I wrote Murder in Ocean Hall in a coffee shop. I reported every morning, as if I was going to work, and sat there writing away from 8-12, telling myself that I was not allowed to leave until my time was up.
I aimed for 2000 words a day but most of the time wrote 1100 or so. But the important thing was to be there, to be present, and to keep going.
Why are coffee shops so productive for me? A recent New York Times article says it’s all about the background noise:
In a series of experiments that looked at the effects of noise on creative thinking, researchers at the University of Illinois at Urbana-Champaign had participants brainstorm ideas for new products while they were exposed to varying levels of background noise. Their results, published in The Journal of Consumer Research, found that a level of ambient noise typical of a bustling coffee shop or a television playing in a living room, about 70 decibels, enhanced performance compared with the relative quiet of 50 decibels.
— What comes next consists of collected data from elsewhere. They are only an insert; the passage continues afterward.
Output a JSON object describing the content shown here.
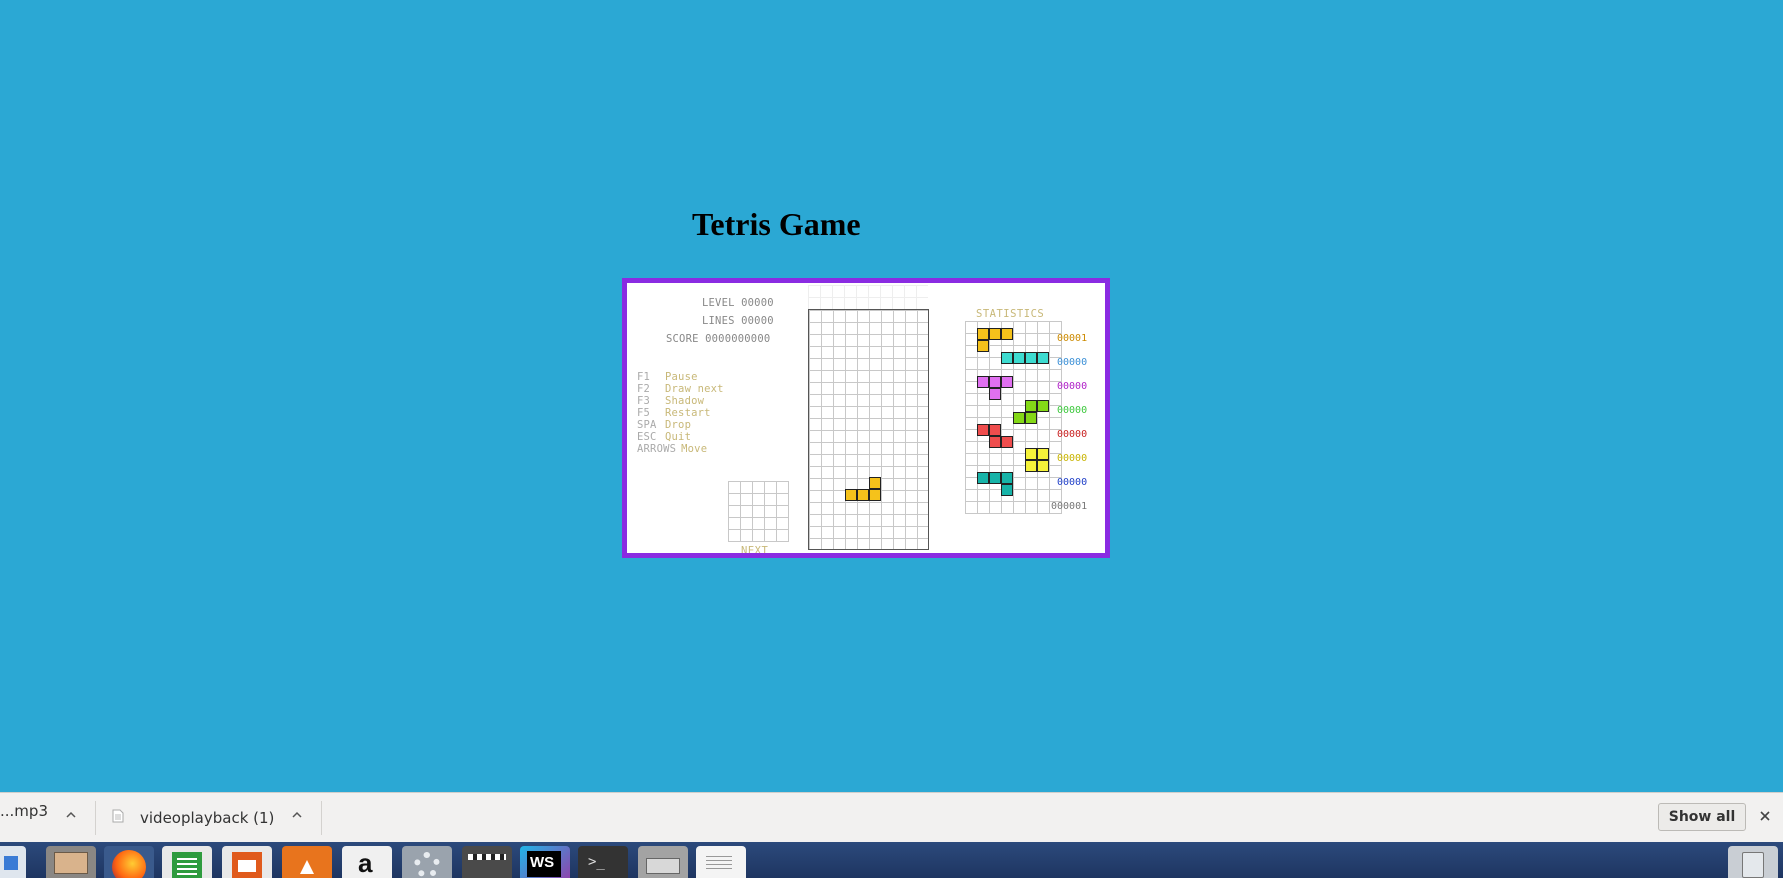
{
  "page": {
    "title": "Tetris Game"
  },
  "game": {
    "level_label": "LEVEL",
    "level_value": "00000",
    "lines_label": "LINES",
    "lines_value": "00000",
    "score_label": "SCORE",
    "score_value": "0000000000",
    "controls": [
      {
        "key": "F1",
        "action": "Pause"
      },
      {
        "key": "F2",
        "action": "Draw next"
      },
      {
        "key": "F3",
        "action": "Shadow"
      },
      {
        "key": "F5",
        "action": "Restart"
      },
      {
        "key": "SPA",
        "action": "Drop"
      },
      {
        "key": "ESC",
        "action": "Quit"
      },
      {
        "key": "ARROWS",
        "action": "Move"
      }
    ],
    "next_label": "NEXT",
    "statistics_label": "STATISTICS",
    "statistics": [
      {
        "piece": "L",
        "color": "#f5c21b",
        "count": "00001",
        "count_color": "#cc8a00"
      },
      {
        "piece": "I",
        "color": "#3ddbd0",
        "count": "00000",
        "count_color": "#3a8fd6"
      },
      {
        "piece": "T",
        "color": "#e070f0",
        "count": "00000",
        "count_color": "#b020c8"
      },
      {
        "piece": "S",
        "color": "#84d817",
        "count": "00000",
        "count_color": "#3cc83c"
      },
      {
        "piece": "Z",
        "color": "#ef4d4d",
        "count": "00000",
        "count_color": "#c82020"
      },
      {
        "piece": "O",
        "color": "#f5f23a",
        "count": "00000",
        "count_color": "#c8b400"
      },
      {
        "piece": "J",
        "color": "#17b3a8",
        "count": "00000",
        "count_color": "#2040c8"
      }
    ],
    "statistics_total": "000001",
    "board": {
      "columns": 10,
      "active_piece_color": "#f5c21b"
    }
  },
  "download_bar": {
    "items": [
      {
        "name": "...mp3"
      },
      {
        "name": "videoplayback (1)"
      }
    ],
    "show_all_label": "Show all"
  },
  "taskbar": {
    "icons": [
      "image-viewer-icon",
      "file-manager-icon",
      "firefox-icon",
      "spreadsheet-icon",
      "presentation-icon",
      "software-center-icon",
      "amazon-icon",
      "settings-icon",
      "video-editor-icon",
      "webstorm-icon",
      "terminal-icon",
      "printer-icon",
      "text-editor-icon",
      "trash-icon"
    ],
    "amazon_letter": "a",
    "webstorm_letters": "WS",
    "terminal_prompt": ">_"
  }
}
The article goes on to profile Coffitivity, a web site that provides the sounds of a busy coffee house anywhere.
But it’s not just sound that makes coffee shops productive places. When I would report to Caribou (and I thought of it that way – reporting to work), seeing all those people all typing away on laptops made me think that I better get to work. Call it peer pressure or socialization. Seeing others work made me think that I better get to work. I better start working on that novel.
And don’t underestimate the power of caffeine. It’s not alcohol that makes writers – it’s coffee, with the cheery, well-focused buzz it gives you. Coffee houses have given birth to sprawling novels, symphonies and Western Civilization. Not bad for a simple bean.
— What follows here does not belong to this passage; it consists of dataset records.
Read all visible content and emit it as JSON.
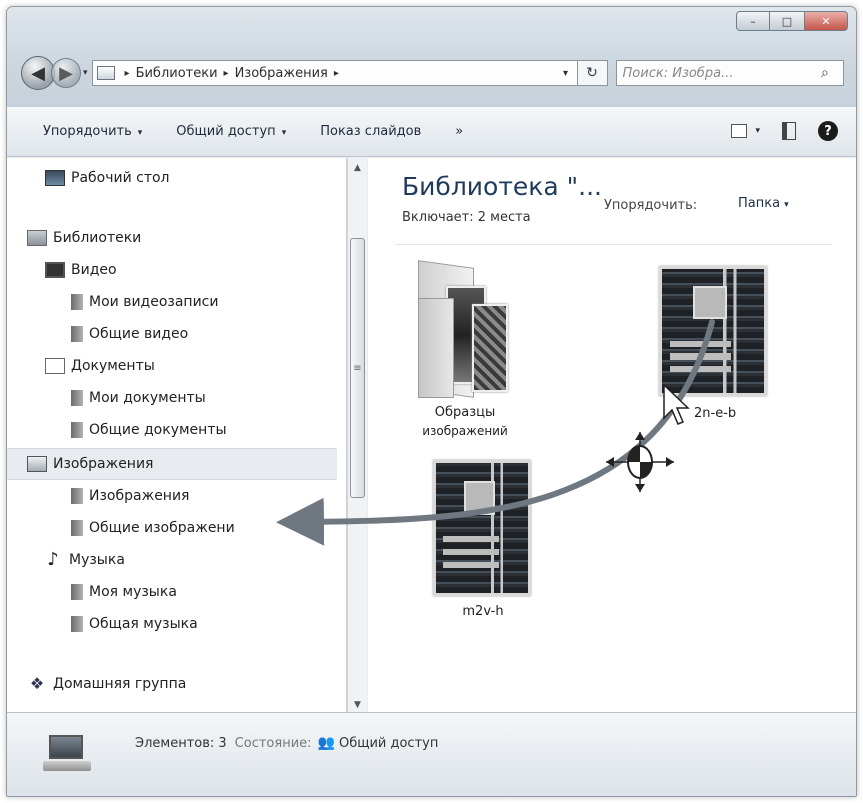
{
  "window": {
    "caption_buttons": [
      "–",
      "□",
      "✕"
    ]
  },
  "nav": {
    "back_icon": "◀",
    "forward_icon": "▶",
    "history_icon": "▾",
    "breadcrumb": [
      "Библиотеки",
      "Изображения"
    ],
    "crumb_separator": "▸",
    "address_dropdown_icon": "▾",
    "refresh_icon": "↻",
    "search_placeholder": "Поиск: Изобра...",
    "search_icon": "⌕"
  },
  "toolbar": {
    "organize": "Упорядочить",
    "share": "Общий доступ",
    "slideshow": "Показ слайдов",
    "more": "»",
    "dropdown_arrow": "▾",
    "help": "?"
  },
  "sidebar": {
    "items": [
      {
        "label": "Рабочий стол",
        "icon": "desktop-icon"
      },
      {
        "label": "Библиотеки",
        "icon": "library-icon"
      },
      {
        "label": "Видео",
        "icon": "video-library-icon"
      },
      {
        "label": "Мои видеозаписи",
        "icon": "folder-icon"
      },
      {
        "label": "Общие видео",
        "icon": "folder-icon"
      },
      {
        "label": "Документы",
        "icon": "documents-library-icon"
      },
      {
        "label": "Мои документы",
        "icon": "folder-icon"
      },
      {
        "label": "Общие документы",
        "icon": "folder-icon"
      },
      {
        "label": "Изображения",
        "icon": "pictures-library-icon"
      },
      {
        "label": "Изображения",
        "icon": "folder-icon"
      },
      {
        "label": "Общие изображени",
        "icon": "folder-icon"
      },
      {
        "label": "Музыка",
        "icon": "music-note-icon"
      },
      {
        "label": "Моя музыка",
        "icon": "folder-icon"
      },
      {
        "label": "Общая музыка",
        "icon": "folder-icon"
      },
      {
        "label": "Домашняя группа",
        "icon": "homegroup-icon"
      }
    ],
    "selected": "Изображения",
    "scroll_up": "▲",
    "scroll_down": "▼",
    "scroll_grip": "≡"
  },
  "content": {
    "title": "Библиотека \"...",
    "includes": "Включает: 2 места",
    "arrange_label": "Упорядочить:",
    "arrange_value": "Папка",
    "arrange_arrow": "▾",
    "files": [
      {
        "line1": "Образцы",
        "line2": "изображений"
      },
      {
        "line1": "2n-e-b"
      },
      {
        "line1": "m2v-h"
      }
    ]
  },
  "status": {
    "count": "Элементов: 3",
    "state_label": "Состояние:",
    "share_icon": "👥",
    "state_value": "Общий доступ"
  },
  "colors": {
    "title": "#1f3a5a",
    "drag_arrow": "#6f7880",
    "selection": "#e8ecf0"
  }
}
When people ask me how to write a novel, I tell them to go to a coffee shop. My advice:
- Pick a store populated with grad students or freelancers – you want lots of people sitting alone at tables, with a minimum of talking.
- Slow or no wifi is a good thing, because you’re supposed to be writing.
- Put yourself on a schedule and commit to it.
- Reward yourself with as much coffee as you want.
Habit is a powerful thing. If you spend one hour a day writing, imagine how much you could accomplish in a year. Plus, you get to drink coffee. Writing and drinking coffee – is there any better way to spend your time?